En l’espèce, la Caisse générale de sécurité sociale de la Guadeloupe justifie de l’envoi à M. [K] [B], par courrier recommandé avec accusé de réception reçu le 20 mars 2023, d’une mise en demeure en date du 08 mars 2023 portant sur les cotisations et contributions réclamées dans la contrainte litigieuse.
Cette mise en demeure précise la nature des sommes dues (cotisations et contributions sociales personnelles obligatoires, majorations et pénalités), les périodes concernées (1er trimestre 2020 et 1er trimestre 2023), et le détail chiffré des cotisations et majorations réclamées au titre des périodes concernées.
La contrainte du 26 juillet 2023 qui comporte également l’indication du montant des cotisations réclamées et la période à laquelle celles-ci se rapportent, ainsi que référence à la mise en demeure, permet à l’assuré de connaître la nature, la cause et l’étendue de son obligation. Dès lors, les articles L. 244-1, L. 244-2 et L. 244-9 du code de la sécurité sociale ont été respectés et la contrainte ne peut être annulée.

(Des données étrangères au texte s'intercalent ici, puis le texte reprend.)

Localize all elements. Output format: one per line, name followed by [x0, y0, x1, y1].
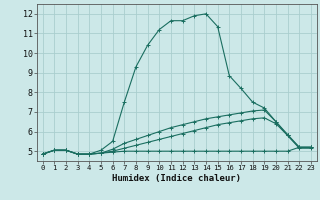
X-axis label: Humidex (Indice chaleur): Humidex (Indice chaleur) — [112, 174, 241, 183]
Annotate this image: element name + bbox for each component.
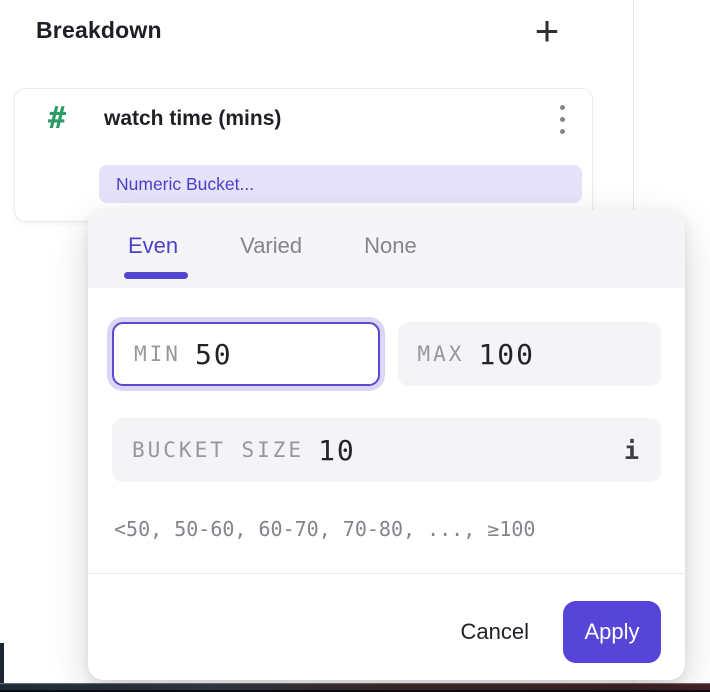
min-input[interactable]: MIN 50 [112,322,380,386]
info-icon[interactable]: i [623,435,639,465]
max-input[interactable]: MAX 100 [397,322,661,386]
apply-button[interactable]: Apply [563,601,661,663]
min-value: 50 [194,337,233,371]
kebab-menu-icon[interactable] [542,97,582,141]
property-name: watch time (mins) [104,107,282,130]
min-label: MIN [134,342,181,366]
numeric-bucket-pill[interactable]: Numeric Bucket... [99,165,582,203]
breakdown-panel-title: Breakdown [36,17,162,43]
bucket-preview-text: <50, 50-60, 60-70, 70-80, ..., ≥100 [114,517,536,541]
tab-even[interactable]: Even [128,233,179,258]
numeric-bucket-popover: Even Varied None MIN 50 MAX 100 BUCKET S… [88,210,685,680]
plus-icon: + [534,7,560,54]
popover-tab-bar: Even Varied None [88,210,685,288]
max-value: 100 [478,337,536,371]
popover-footer: Cancel Apply [88,573,685,680]
background-chart-edge [0,643,4,692]
bucket-size-input[interactable]: BUCKET SIZE 10 i [112,418,661,482]
active-tab-underline [124,272,188,279]
tab-none[interactable]: None [364,233,417,258]
bucket-size-label: BUCKET SIZE [132,438,305,462]
tab-varied[interactable]: Varied [240,233,303,258]
background-chart-strip [0,683,710,692]
max-label: MAX [417,342,465,366]
numeric-property-icon: # [48,101,67,136]
breakdown-property-card: # watch time (mins) Numeric Bucket... [14,88,593,222]
bucket-size-value: 10 [318,433,356,467]
cancel-button[interactable]: Cancel [460,619,529,644]
add-breakdown-button[interactable]: + [524,8,570,54]
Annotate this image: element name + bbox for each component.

Par ailleurs, s’agissant du quantum de la dette, il ressort des pièces au dossier qu’au vu des revenus déclarés par M. [K] [B], le montant définitif de ses charges sociales annuelles s’élève à 24957 euros pour 2020 et à 24957 euros pour 2023.
M. [K] [B] n’ayant rien payé de ces chefs ne peut valablement contester le montant des appels provisionnels afférents aux 1er trimestre 2020 et 1er trimestre 2023.
En effet, le mode de calcul qu’il invoque est erroné. En effet, les sommes dues au titre de la régularisation n’étant pas imputées sur les cotisations provisionnelles appelées au titre des trimestres concernés par la contrainte, M.[B], en omettant de régler les cotisations provisionnelles appelées pour les années 2020 et 2023, ne s’acquitterait pas intégralement des cotisations définitivement dues.
Le jugement entrepris sera donc confirmé en toutes ses dispositions et M. [K] [B] sera condamné à payer à la Caisse générale de sécurité sociale de la Guadeloupe la somme de 750 euros sur le fondement de l’article 700 du Code de procédure civile.
PAR CES MOTIFS
La cour, statuant publiquement par mise à disposition au greffe, contradictoirement et en dernier ressort,
Confirme le jugement du pôle social du tribunal judiciaire de Pointe à Pitre en date du 25 juin 2024 en toutes ses dispositions ;
Y ajoutant,
Condamne M. [K] [B] à payer à la Caisse générale de sécurité sociale de la Guadeloupe la somme de 750 euros sur le fondement de l’article 700 du Code de procédure civile ainsi qu’aux dépens de l’appel.